Par un inconcevable mépris des règles les plus communes de la prudence militaire, des détachements et des convois d'artillerie, d'armes, de munitions et d'approvisionnements passaient libres à travers les troupes royales qui, chaque fois qu'elles voulaient faire un mouvement, étaient insultées, repoussées ou invitées à la désertion. L'audace et l'enthousiasme régnaient du côté du peuple ; et du côté des troupes royales on ne voyait que timidité et apathie. Elles semblaient agir isolément et sans plan arrêté ; leurs détachements faisaient des marches et des contre-marches, mouvements partiels qui ne servaient qu'à affaiblir les troupes, les démoralisaient et ébranlaient leur fidélité. La longanimité des généraux fut poussée si loin, qu'un bataillon d'infanterie, ayant reçu l'ordre de renforcer la garnison de la citadelle de Liége, le général-major Boecop jugea nécessaire d'adresser (page 13) une dépêche au gouverneur de la province, pour qu'il assurât le peuple qu'il n'y avait rien d'hostile dans ce mouvement, et cependant son artillerie le rendait maître de la ville. Mais, persistant dans leur système, les Hollandais prenaient la plume quand ils auraient dû tirer l'épée, et lançaient des bombes, quand c'était le moment des négociations.
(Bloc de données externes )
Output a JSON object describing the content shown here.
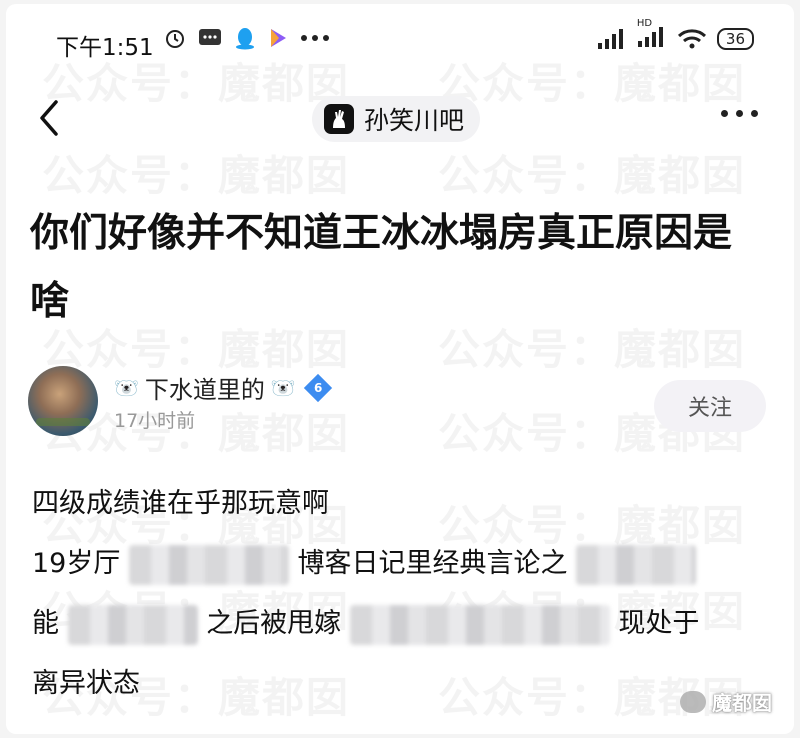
{
  "status_bar": {
    "time": "下午1:51",
    "network": "HD",
    "battery": "36"
  },
  "nav": {
    "forum_name": "孙笑川吧"
  },
  "post": {
    "title": "你们好像并不知道王冰冰塌房真正原因是啥",
    "author": {
      "name": "下水道里的",
      "level": "6",
      "time": "17小时前"
    },
    "follow_label": "关注",
    "lines": [
      {
        "before": "四级成绩谁在乎那玩意啊",
        "after": ""
      },
      {
        "before": "19岁厅",
        "after": "博客日记里经典言论之"
      },
      {
        "before": "能",
        "mid": "之后被甩嫁",
        "after": "现处于"
      },
      {
        "before": "离异状态",
        "after": ""
      }
    ]
  },
  "watermark": {
    "text": "公众号：魔都囡",
    "brand": "魔都囡"
  }
}
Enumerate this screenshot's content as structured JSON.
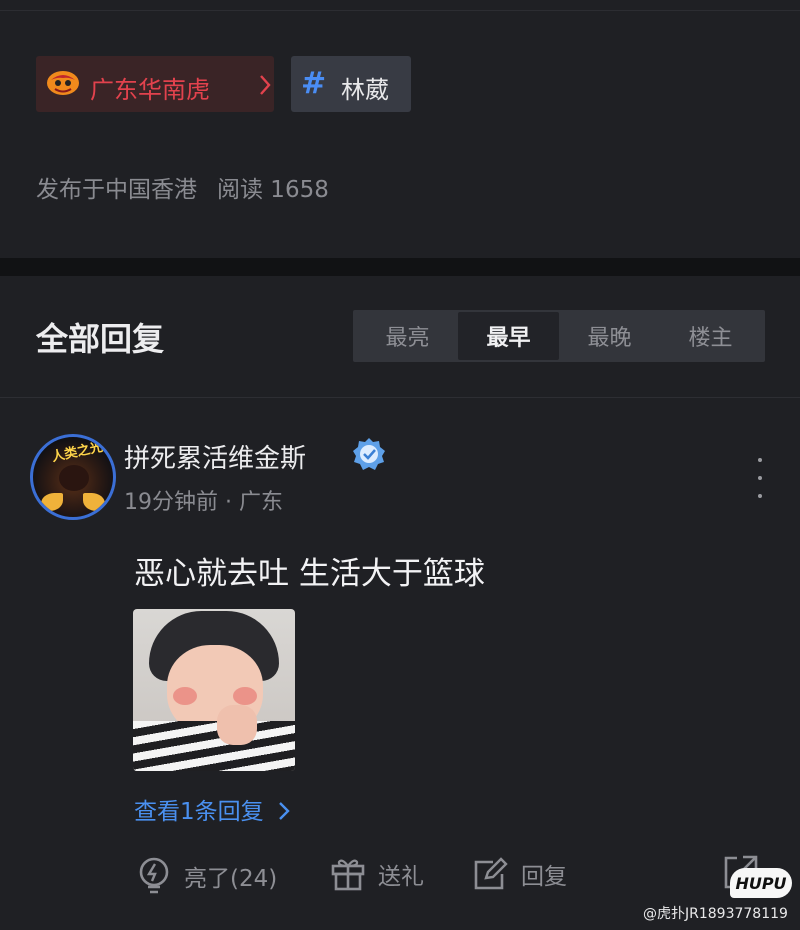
{
  "tags": {
    "team": {
      "label": "广东华南虎",
      "color": "#e2424d"
    },
    "topic": {
      "hash": "#",
      "label": "林葳",
      "hash_color": "#4a8df4"
    }
  },
  "post_meta": {
    "location": "发布于中国香港",
    "reads": "阅读 1658"
  },
  "replies": {
    "title": "全部回复",
    "sort_tabs": [
      {
        "label": "最亮",
        "active": false
      },
      {
        "label": "最早",
        "active": true
      },
      {
        "label": "最晚",
        "active": false
      },
      {
        "label": "楼主",
        "active": false
      }
    ]
  },
  "comment": {
    "avatar_text": "人类之光",
    "username": "拼死累活维金斯",
    "time": "19分钟前",
    "region": "广东",
    "text": "恶心就去吐 生活大于篮球",
    "view_replies": "查看1条回复",
    "actions": {
      "like": "亮了(24)",
      "gift": "送礼",
      "reply": "回复"
    }
  },
  "watermark": {
    "logo": "HUPU",
    "credit": "@虎扑JR1893778119"
  },
  "colors": {
    "background": "#1f2024",
    "link": "#4a90f0",
    "muted": "#8a8b91"
  }
}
Au milieu de l'exaltation générale, l'inquiétude et le désordre régnaient à Bruxelles, même parmi les membres de la garde bourgeoise.

Le baron Van der Smissen, commandant en second, devint l'objet des soupçons de ses collègues et du peuple, soupçons qui furent, jusqu'à un certain point, justifiés par sa conduite ultérieure. Il donna sa démission et se retira de la ville. Tous les habitants paisibles craignaient le renouvellement de ces scènes incendiaires qui leur avaient fait prendre les armes le 26 ; les autres, qui voyaient des renforts se joindre à l'armée du prince, attendaient, avec anxiété, le moment désiré où ils seraient débarrassés de cette horde d'étrangers n'ayant rien à perdre et formant des projets de résistance qui pouvaient entraîner le bombardement et la destruction de la ville.
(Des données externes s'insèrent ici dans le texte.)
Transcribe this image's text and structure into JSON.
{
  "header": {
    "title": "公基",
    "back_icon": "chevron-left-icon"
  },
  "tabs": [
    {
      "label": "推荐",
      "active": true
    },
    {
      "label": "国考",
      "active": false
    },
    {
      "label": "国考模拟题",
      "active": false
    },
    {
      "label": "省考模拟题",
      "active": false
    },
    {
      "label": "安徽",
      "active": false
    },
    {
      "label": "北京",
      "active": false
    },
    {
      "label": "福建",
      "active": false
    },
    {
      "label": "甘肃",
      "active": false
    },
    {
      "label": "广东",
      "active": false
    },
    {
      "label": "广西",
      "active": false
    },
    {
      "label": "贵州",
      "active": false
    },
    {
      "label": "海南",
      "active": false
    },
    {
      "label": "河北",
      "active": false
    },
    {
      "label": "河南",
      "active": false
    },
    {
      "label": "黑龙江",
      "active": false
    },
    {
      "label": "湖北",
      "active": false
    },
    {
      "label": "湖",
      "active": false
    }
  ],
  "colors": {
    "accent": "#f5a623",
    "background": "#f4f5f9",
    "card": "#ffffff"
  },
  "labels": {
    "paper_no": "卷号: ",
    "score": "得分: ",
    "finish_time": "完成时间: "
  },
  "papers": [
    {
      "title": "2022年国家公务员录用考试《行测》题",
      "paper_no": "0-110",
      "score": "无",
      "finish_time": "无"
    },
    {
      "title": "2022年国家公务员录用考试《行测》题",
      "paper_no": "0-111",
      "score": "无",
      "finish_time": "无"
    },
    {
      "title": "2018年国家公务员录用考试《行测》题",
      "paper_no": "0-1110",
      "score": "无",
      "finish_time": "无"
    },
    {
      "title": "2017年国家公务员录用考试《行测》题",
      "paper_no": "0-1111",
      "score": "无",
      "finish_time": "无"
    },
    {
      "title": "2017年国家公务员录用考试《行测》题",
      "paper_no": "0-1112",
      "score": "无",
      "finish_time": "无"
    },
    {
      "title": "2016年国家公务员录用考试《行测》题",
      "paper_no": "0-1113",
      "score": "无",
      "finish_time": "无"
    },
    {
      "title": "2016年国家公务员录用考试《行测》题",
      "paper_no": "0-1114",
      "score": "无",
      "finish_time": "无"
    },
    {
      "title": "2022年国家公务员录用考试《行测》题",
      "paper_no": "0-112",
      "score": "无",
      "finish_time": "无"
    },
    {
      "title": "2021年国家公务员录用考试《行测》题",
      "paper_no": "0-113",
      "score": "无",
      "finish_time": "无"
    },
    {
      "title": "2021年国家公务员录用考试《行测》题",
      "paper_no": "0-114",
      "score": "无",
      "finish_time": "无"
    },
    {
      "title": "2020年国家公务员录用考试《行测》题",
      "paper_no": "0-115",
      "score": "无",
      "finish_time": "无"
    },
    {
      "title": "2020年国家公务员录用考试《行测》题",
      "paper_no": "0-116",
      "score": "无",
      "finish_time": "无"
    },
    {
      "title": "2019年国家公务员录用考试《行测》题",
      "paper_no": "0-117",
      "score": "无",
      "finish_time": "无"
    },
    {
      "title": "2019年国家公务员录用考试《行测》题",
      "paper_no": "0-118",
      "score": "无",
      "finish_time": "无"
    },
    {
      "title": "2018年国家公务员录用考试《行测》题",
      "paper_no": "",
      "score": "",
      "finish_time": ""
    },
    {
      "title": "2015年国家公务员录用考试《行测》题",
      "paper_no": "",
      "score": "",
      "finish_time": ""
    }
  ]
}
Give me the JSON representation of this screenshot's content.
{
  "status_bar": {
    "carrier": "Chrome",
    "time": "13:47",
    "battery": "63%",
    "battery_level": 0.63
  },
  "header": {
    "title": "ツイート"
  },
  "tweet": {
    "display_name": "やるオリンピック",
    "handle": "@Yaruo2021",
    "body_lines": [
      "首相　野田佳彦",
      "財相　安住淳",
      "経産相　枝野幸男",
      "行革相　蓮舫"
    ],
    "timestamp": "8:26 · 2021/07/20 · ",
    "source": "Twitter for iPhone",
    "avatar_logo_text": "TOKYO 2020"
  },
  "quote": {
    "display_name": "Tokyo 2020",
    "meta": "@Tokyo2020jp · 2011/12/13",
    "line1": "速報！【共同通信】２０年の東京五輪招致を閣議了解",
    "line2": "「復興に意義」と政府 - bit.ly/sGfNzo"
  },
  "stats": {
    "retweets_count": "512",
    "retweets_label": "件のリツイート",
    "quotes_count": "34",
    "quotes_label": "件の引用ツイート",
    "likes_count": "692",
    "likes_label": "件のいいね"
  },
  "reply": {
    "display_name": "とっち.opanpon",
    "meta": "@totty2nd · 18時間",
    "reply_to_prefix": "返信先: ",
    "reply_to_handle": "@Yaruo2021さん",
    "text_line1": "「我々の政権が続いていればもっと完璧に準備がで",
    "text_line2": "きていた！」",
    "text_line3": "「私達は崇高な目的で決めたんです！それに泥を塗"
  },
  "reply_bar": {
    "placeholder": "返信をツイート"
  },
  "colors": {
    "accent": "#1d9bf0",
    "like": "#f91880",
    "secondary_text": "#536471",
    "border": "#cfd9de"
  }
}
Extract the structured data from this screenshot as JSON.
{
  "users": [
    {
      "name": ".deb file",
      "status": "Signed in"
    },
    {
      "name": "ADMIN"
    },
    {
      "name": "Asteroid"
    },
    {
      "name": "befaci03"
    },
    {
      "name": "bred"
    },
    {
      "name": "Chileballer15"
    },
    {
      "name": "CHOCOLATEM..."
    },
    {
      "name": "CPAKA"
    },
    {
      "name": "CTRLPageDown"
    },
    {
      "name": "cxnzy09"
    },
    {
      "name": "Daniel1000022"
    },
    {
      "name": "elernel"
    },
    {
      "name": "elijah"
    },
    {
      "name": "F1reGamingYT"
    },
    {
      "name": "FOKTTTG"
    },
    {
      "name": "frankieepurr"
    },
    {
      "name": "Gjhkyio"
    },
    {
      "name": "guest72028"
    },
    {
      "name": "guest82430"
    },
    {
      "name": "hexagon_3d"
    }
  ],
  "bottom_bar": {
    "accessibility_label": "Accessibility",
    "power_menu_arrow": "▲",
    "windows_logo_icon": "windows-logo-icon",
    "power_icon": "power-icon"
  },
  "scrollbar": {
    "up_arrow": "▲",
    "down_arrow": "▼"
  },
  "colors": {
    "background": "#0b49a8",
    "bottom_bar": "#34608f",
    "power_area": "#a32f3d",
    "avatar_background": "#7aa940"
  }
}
La seule garantie de l'ordre et de la propriété résidait dans la force de la garde bourgeoise ; car, à l'exception de quelques remplaçants, tous les individus qui la composaient étaient directement (page 14) intéressés à prévenir le désordre ; néanmoins, les plus grands efforts furent faits pour exciter la méfiance et amener la populace à désarmer la garde bourgeoise, dont la fidélité à la cause populaire était devenue l'objet des soupçons des patriotes les plus exaltés. En conséquence, tout dépendait de la bonne contenance et de la fermeté de ses chefs et des membres de la commission de sûreté publique. Pendant le peu de jours que durèrent les fonctions de cette dernière, elle rendit les plus grands services à la ville. Le dévouement, l'activité et le courage déployés par le général d'Hoogvorst, MM. Félix de Mérode, Rouppe, Gendebien, Van de Weyer et Ferdinand Meeus, méritent les plus grands éloges. Le dernier de ces citoyens respectables, maintenant gouverneur de la banque, fut mal récompensé de ses services. Son hôtel, situé près de la porte de Schaerbeeck, fut d'abord saccagé par les troupes assiégeantes, et ensuite attaqué par une populace qui, le croyant orangiste, détruisit cette magnifique propriété de fond en comble, y compris un immense dépôt d'huile qui fut pillé et livré aux flammes. Ses ruines, qu'on voit encore en face du jardin botanique, rappellent un acte de vandalisme sur lequel il serait préférable qu'on jetât le voile de l'oubli, dût-il envelopper l'infâme conduite des instigateurs bien connus de ces actes odieux.